Milton Lopes recorda esta relação entre Ideal Peres e o Inimigo do Rei:

“Em 1976 ou 1977 freqüentava com outros colegas de minha faixa etária (andava pelos vinte e poucos anos) grupo de estudos na casa do militante Ideal Peres no Leme, uma das poucas atividades a que podíamos nos permitir em vista da ditadura militar. No decorrer de um dos ‘papos’ que começavam ou encerravam estas reuniões, Esther Redes, a companheira de Ideal, comentou: ‘- Ideal está muito contente. Entrou em contato com um grupo de jovens na Bahia que aderiram ao anarquismo e estão aglutinados pensando em como agir, não é verdade, Ideal?’ Em resposta a este comentário Ideal, sorridente, nos confirmou ser verdade a afirmação de Ester, demonstrando com este sorriso que a descoberta dos baianos havia sido uma grata surpresa e que neles depositava grandes expectativas para desenvolver um trabalho de militância. […] Em suas férias seguintes Ideal e Ester viajaram à Bahia onde entraram em contato pessoal com os futuros editores do Inimigo do Rei. Voltaram ainda mais entusiasmados não só com as pessoas, mas também com a cidade de Salvador. Ao final de 1977 ou início de 1978 recebi um telefonema do Ideal em meu local de trabalho solicitando que recepcionasse dois companheiros do jornal de que já havia sido lançado o primeiro número que estavam hospedados no Hotel Guanabara (apartamento 905). Ali estive e conversamos bastante. Fiquei de levá-los a uma visita os ‘sebos’ do Rio, mas não me recordo porque tal passeio não pôde ocorrer.”[44]

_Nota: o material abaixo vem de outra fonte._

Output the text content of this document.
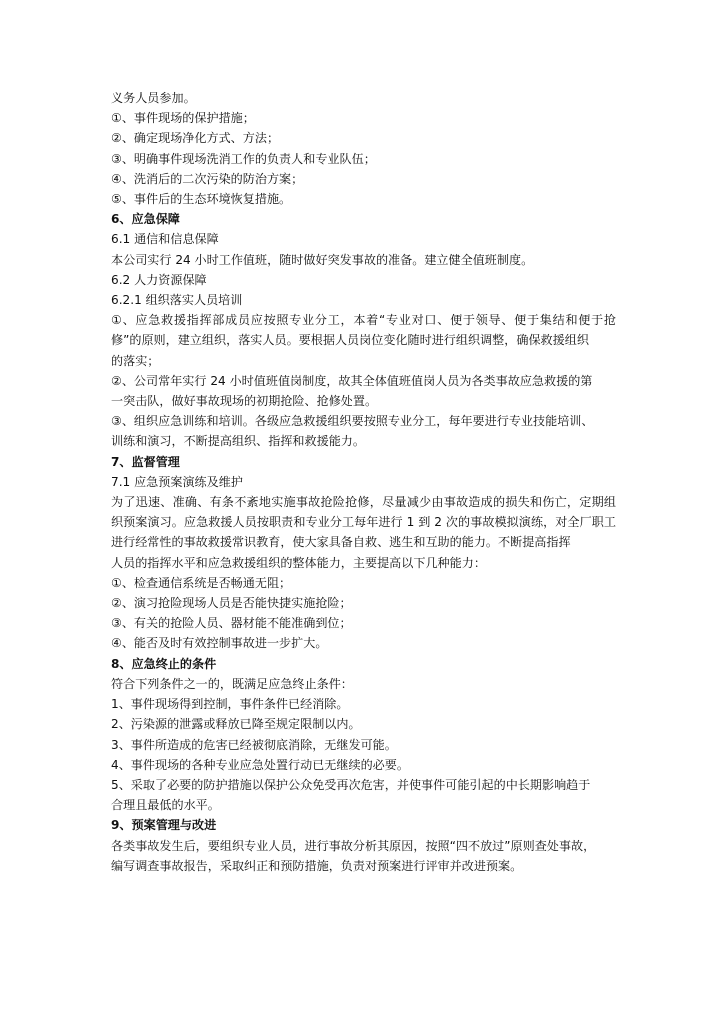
义务人员参加。
①、事件现场的保护措施；
②、确定现场净化方式、方法；
③、明确事件现场洗消工作的负责人和专业队伍；
④、洗消后的二次污染的防治方案；
⑤、事件后的生态环境恢复措施。
6、应急保障
6.1 通信和信息保障
本公司实行 24 小时工作值班，随时做好突发事故的准备。建立健全值班制度。
6.2 人力资源保障
6.2.1 组织落实人员培训
①、应急救援指挥部成员应按照专业分工，本着“专业对口、便于领导、便于集结和便于抢修”的原则，建立组织，落实人员。要根据人员岗位变化随时进行组织调整，确保救援组织
的落实；
②、公司常年实行 24 小时值班值岗制度，故其全体值班值岗人员为各类事故应急救援的第
一突击队，做好事故现场的初期抢险、抢修处置。
③、组织应急训练和培训。各级应急救援组织要按照专业分工，每年要进行专业技能培训、
训练和演习，不断提高组织、指挥和救援能力。
7、监督管理
7.1 应急预案演练及维护
为了迅速、准确、有条不紊地实施事故抢险抢修，尽量减少由事故造成的损失和伤亡，定期组织预案演习。应急救援人员按职责和专业分工每年进行 1 到 2 次的事故模拟演练，对全厂职工进行经常性的事故救援常识教育，使大家具备自救、逃生和互助的能力。不断提高指挥
人员的指挥水平和应急救援组织的整体能力，主要提高以下几种能力：
①、检查通信系统是否畅通无阻；
②、演习抢险现场人员是否能快捷实施抢险；
③、有关的抢险人员、器材能不能准确到位；
④、能否及时有效控制事故进一步扩大。
8、应急终止的条件
符合下列条件之一的，既满足应急终止条件：
1、事件现场得到控制，事件条件已经消除。
2、污染源的泄露或释放已降至规定限制以内。
3、事件所造成的危害已经被彻底消除，无继发可能。
4、事件现场的各种专业应急处置行动已无继续的必要。
5、采取了必要的防护措施以保护公众免受再次危害，并使事件可能引起的中长期影响趋于
合理且最低的水平。
9、预案管理与改进
各类事故发生后，要组织专业人员，进行事故分析其原因，按照“四不放过”原则查处事故，
编写调查事故报告，采取纠正和预防措施，负责对预案进行评审并改进预案。
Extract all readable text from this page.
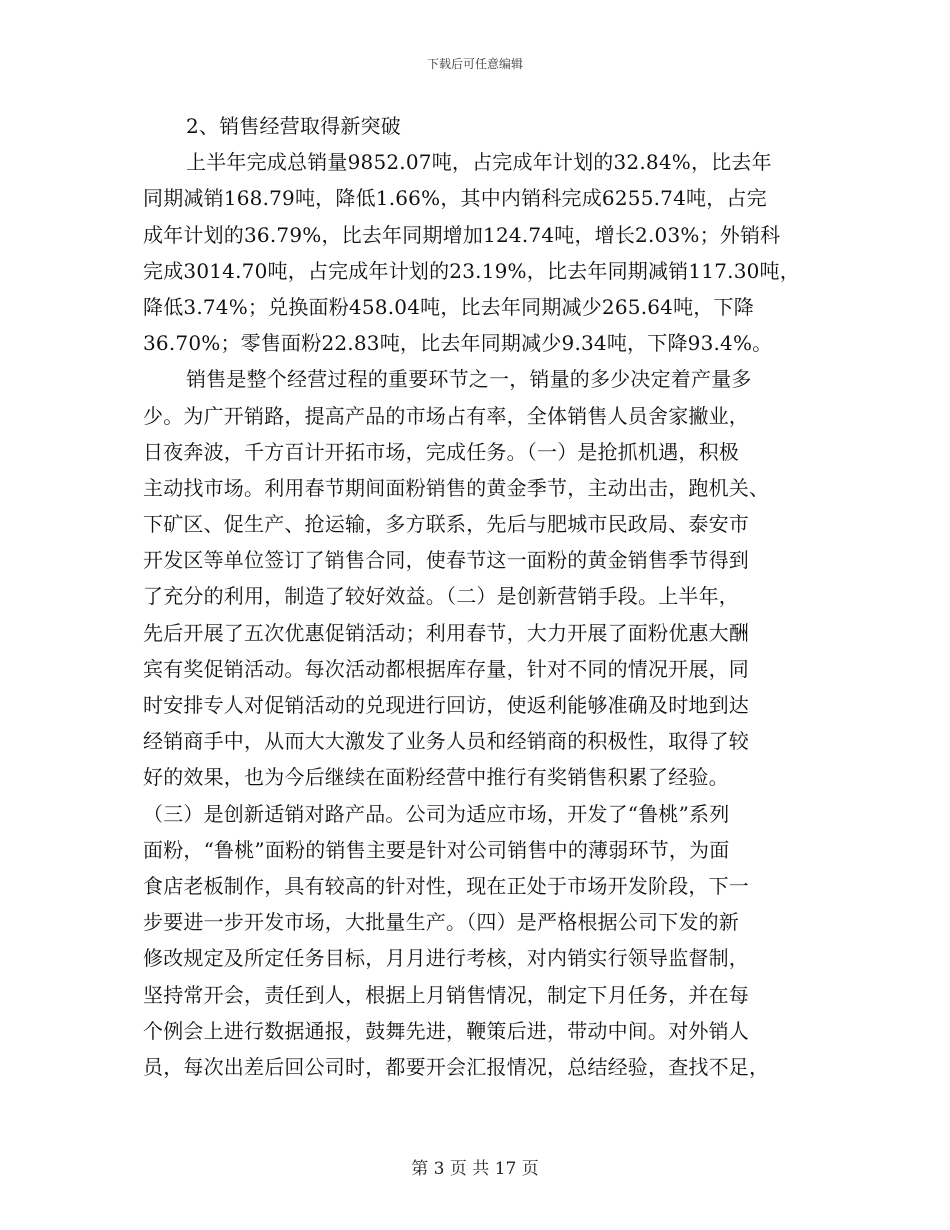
下载后可任意编辑
2、销售经营取得新突破
上半年完成总销量9852.07吨，占完成年计划的32.84%，比去年
同期减销168.79吨，降低1.66%，其中内销科完成6255.74吨，占完
成年计划的36.79%，比去年同期增加124.74吨，增长2.03%；外销科
完成3014.70吨，占完成年计划的23.19%，比去年同期减销117.30吨，
降低3.74%；兑换面粉458.04吨，比去年同期减少265.64吨，下降
36.70%；零售面粉22.83吨，比去年同期减少9.34吨，下降93.4%。
销售是整个经营过程的重要环节之一，销量的多少决定着产量多
少。为广开销路，提高产品的市场占有率，全体销售人员舍家撇业，
日夜奔波，千方百计开拓市场，完成任务。（一）是抢抓机遇，积极
主动找市场。利用春节期间面粉销售的黄金季节，主动出击，跑机关、
下矿区、促生产、抢运输，多方联系，先后与肥城市民政局、泰安市
开发区等单位签订了销售合同，使春节这一面粉的黄金销售季节得到
了充分的利用，制造了较好效益。（二）是创新营销手段。上半年，
先后开展了五次优惠促销活动；利用春节，大力开展了面粉优惠大酬
宾有奖促销活动。每次活动都根据库存量，针对不同的情况开展，同
时安排专人对促销活动的兑现进行回访，使返利能够准确及时地到达
经销商手中，从而大大激发了业务人员和经销商的积极性，取得了较
好的效果，也为今后继续在面粉经营中推行有奖销售积累了经验。
（三）是创新适销对路产品。公司为适应市场，开发了“鲁桃”系列
面粉，“鲁桃”面粉的销售主要是针对公司销售中的薄弱环节，为面
食店老板制作，具有较高的针对性，现在正处于市场开发阶段，下一
步要进一步开发市场，大批量生产。（四）是严格根据公司下发的新
修改规定及所定任务目标，月月进行考核，对内销实行领导监督制，
坚持常开会，责任到人，根据上月销售情况，制定下月任务，并在每
个例会上进行数据通报，鼓舞先进，鞭策后进，带动中间。对外销人
员，每次出差后回公司时，都要开会汇报情况，总结经验，查找不足，
第 3 页 共 17 页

Ainda na primeira metade da década de 1980, Ideal e Esther adentram um movimento social, como fundadores e membros da Associação dos Moradores e Amigos do Leme (AMALEME). Na década de 1980, no Rio de Janeiro, surgia uma série de federações de associações de bairro, favelas e comunidades, e a participação de Ideal na AMALEME buscava influenciá-la a utilizar práticas autogestionárias e a demonstrar solidariedade à comunidade carente do Morro do Chapéu Mangueira. Em 1984, Ideal foi eleito vice-presidente da associação e, em 1985, presidente.
Sua atenção para as associações de bairro havia nascido no contato com uma outra associação, a ALMA (Associação dos Moradores da Lauro Muller e Adjacências), talvez a primeira associação a demonstrar ímpetos combativos e autogestionários, o que terminou por influenciar outras associações. 

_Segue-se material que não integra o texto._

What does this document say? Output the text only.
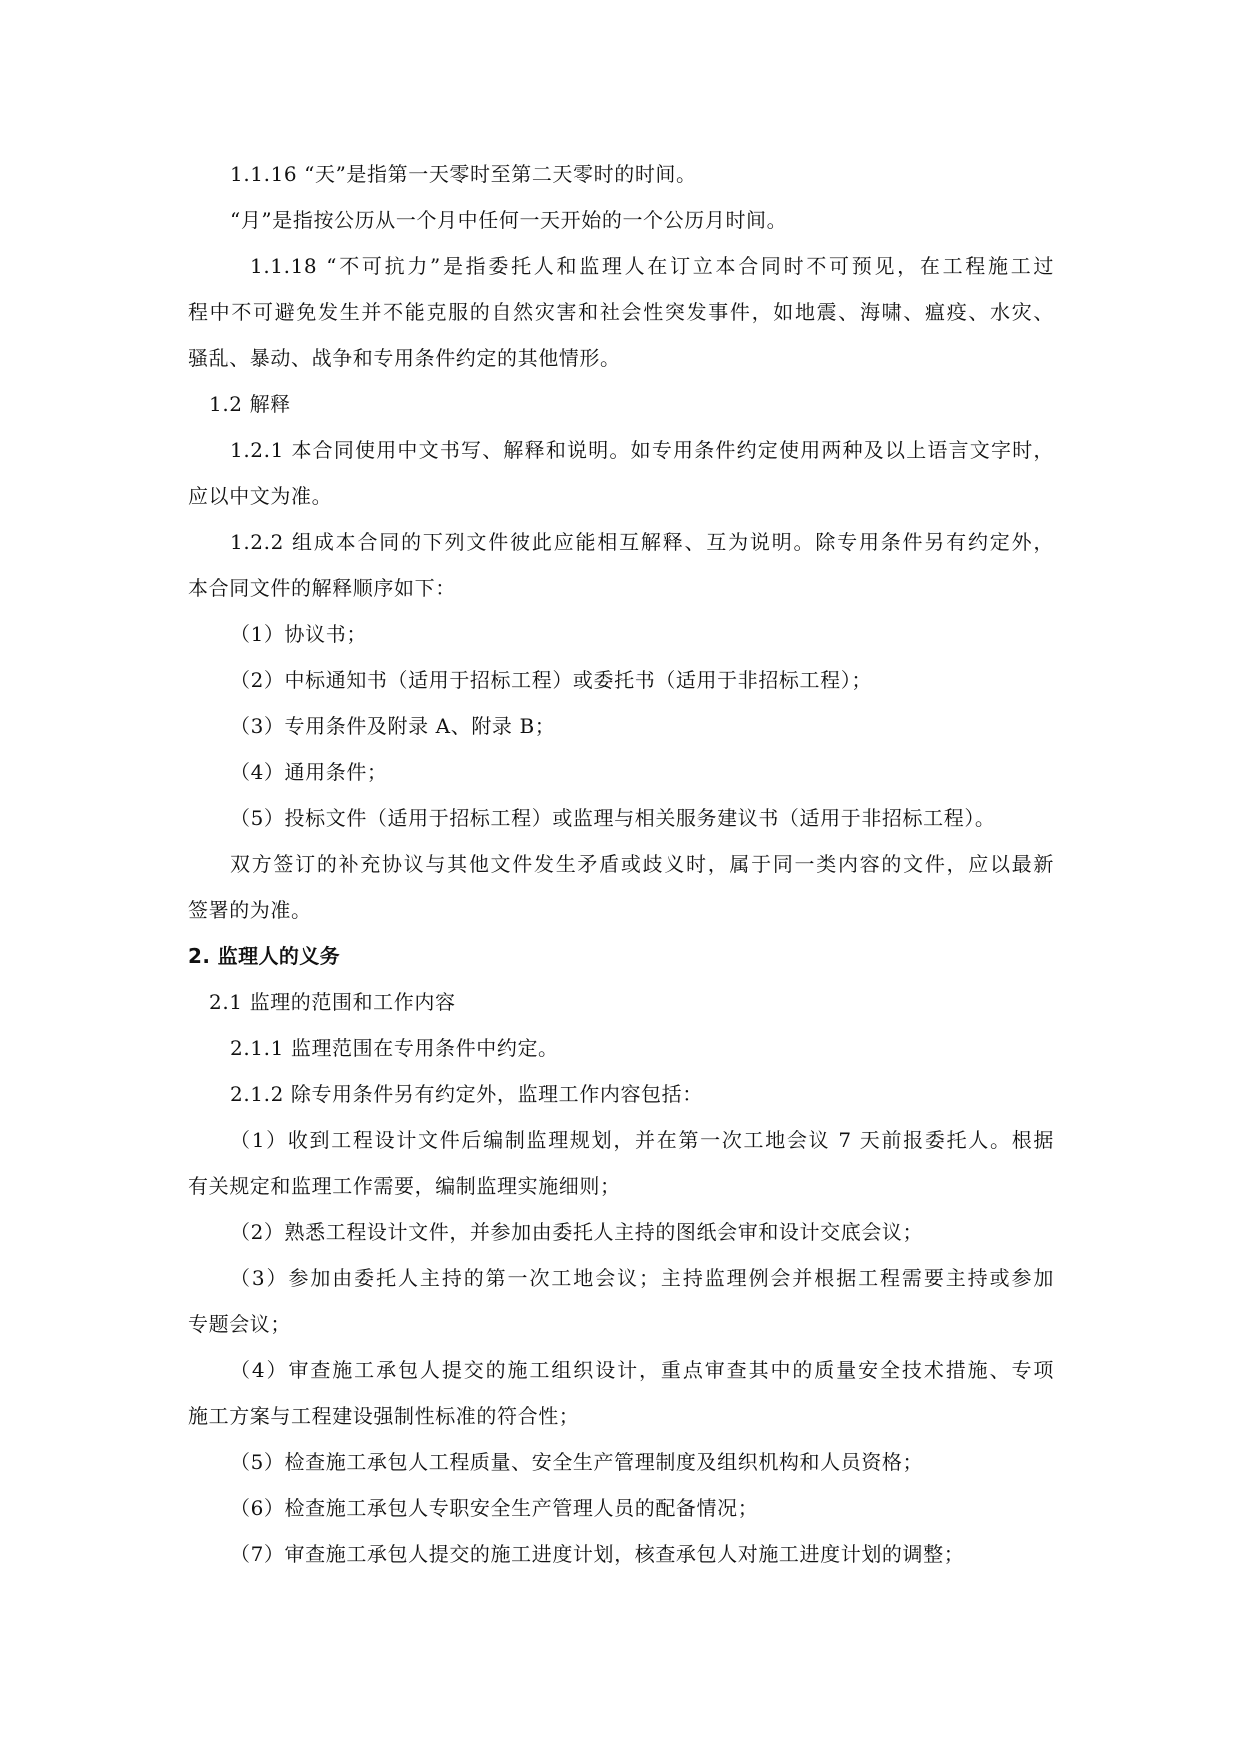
1.1.16 “天”是指第一天零时至第二天零时的时间。
“月”是指按公历从一个月中任何一天开始的一个公历月时间。
1.1.18 “不可抗力”是指委托人和监理人在订立本合同时不可预见，在工程施工过
程中不可避免发生并不能克服的自然灾害和社会性突发事件，如地震、海啸、瘟疫、水灾、
骚乱、暴动、战争和专用条件约定的其他情形。
1.2 解释
1.2.1 本合同使用中文书写、解释和说明。如专用条件约定使用两种及以上语言文字时，
应以中文为准。
1.2.2 组成本合同的下列文件彼此应能相互解释、互为说明。除专用条件另有约定外，
本合同文件的解释顺序如下：
（1）协议书；
（2）中标通知书（适用于招标工程）或委托书（适用于非招标工程）；
（3）专用条件及附录 A、附录 B；
（4）通用条件；
（5）投标文件（适用于招标工程）或监理与相关服务建议书（适用于非招标工程）。
双方签订的补充协议与其他文件发生矛盾或歧义时，属于同一类内容的文件，应以最新
签署的为准。
2. 监理人的义务
2.1 监理的范围和工作内容
2.1.1 监理范围在专用条件中约定。
2.1.2 除专用条件另有约定外，监理工作内容包括：
（1）收到工程设计文件后编制监理规划，并在第一次工地会议 7 天前报委托人。根据
有关规定和监理工作需要，编制监理实施细则；
（2）熟悉工程设计文件，并参加由委托人主持的图纸会审和设计交底会议；
（3）参加由委托人主持的第一次工地会议；主持监理例会并根据工程需要主持或参加
专题会议；
（4）审查施工承包人提交的施工组织设计，重点审查其中的质量安全技术措施、专项
施工方案与工程建设强制性标准的符合性；
（5）检查施工承包人工程质量、安全生产管理制度及组织机构和人员资格；
（6）检查施工承包人专职安全生产管理人员的配备情况；
（7）审查施工承包人提交的施工进度计划，核查承包人对施工进度计划的调整；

Ideal Peres relatou as experiências do II Congresso da ALMA de 1979 em um artigo no Inimigo do Rei. Nele, destacou as características libertárias deste movimento que defendia a organização, a responsabilidade, a autogestão, a ação direta e as decisões tomadas pela base:

“A liberdade funciona, e funciona muito bem. Foi o que comprovou na prática o II Congresso da ALMA [...], no Rio de Janeiro, realizado nos dias 6, 7, 8, 9 e 13 de outubro do ano em curso. O que diria o leitor de um Congresso onde não existiu mesa diretora e orientadora dos trabalhos? Ausência de manipulações de bastidores, de imposições veladas ou ostensivas, cassação de palavras ou orientação para uma finalidade previamente estabelecida? Além do mais, que permitisse a todos a expressão livre de suas idéias e proposições, ainda que não fossem associados, mas estivessem inscritos no Congresso? Provavelmente afirmaria que foi o caos total, a irresponsabilidade, a desordem... Entretanto, na prática observou-se o oposto: a ordem libertária, o respeito mútuo, a organização eficiente e antiautoritária, a responsabilidade coletiva. [...] O Congresso provou que uma comunidade desperta, ativa, livre, cooperativa, é capaz de estudar os problemas básicos da existência e através de uma prática, chegar a soluções originais. [...] A FANERJ (Federação das Associações de Moradores do Rio de Janeiro) vem de adotar posição firme em relação ao movimento sindical, à Igreja, e à toda organização que queira colaborar, afirmando que as portas estão abertas para uma cooperação; porém, que não permitirão qualquer espécie de manipulação, de quem quer que seja. O II Congresso da ALMA demonstrou que as comunidades de moradores estão abrindo novas perspectivas para a solução dos problemas econômico-sociais através da autogestão, da ação direta e das decisões de base. É como indica o velho hino operário: ‘fazendo pelas próprias mãos, tudo que lhes dizem respeito’.”[45]

Com este estreitamento de laços com os movimentos sociais, Ideal Peres deu início à busca por um novo vetor social para o anarquismo, vetor este que havia se perdido desde a crise do sindicalismo dos anos 1930, que terminou estendida ao próprio anarquismo, e separou, por muitos anos, os anarquistas dos movimentos sociais.[46] Pode-se entender que era a busca de um novo vetor que Ideal Peres realizava, ao entrar nas associações de bairro, buscando ampliar os horizontes do anarquismo e dar a ele o corpo social que lhe faltava desde a crise de aproximadamente cinco décadas atrás.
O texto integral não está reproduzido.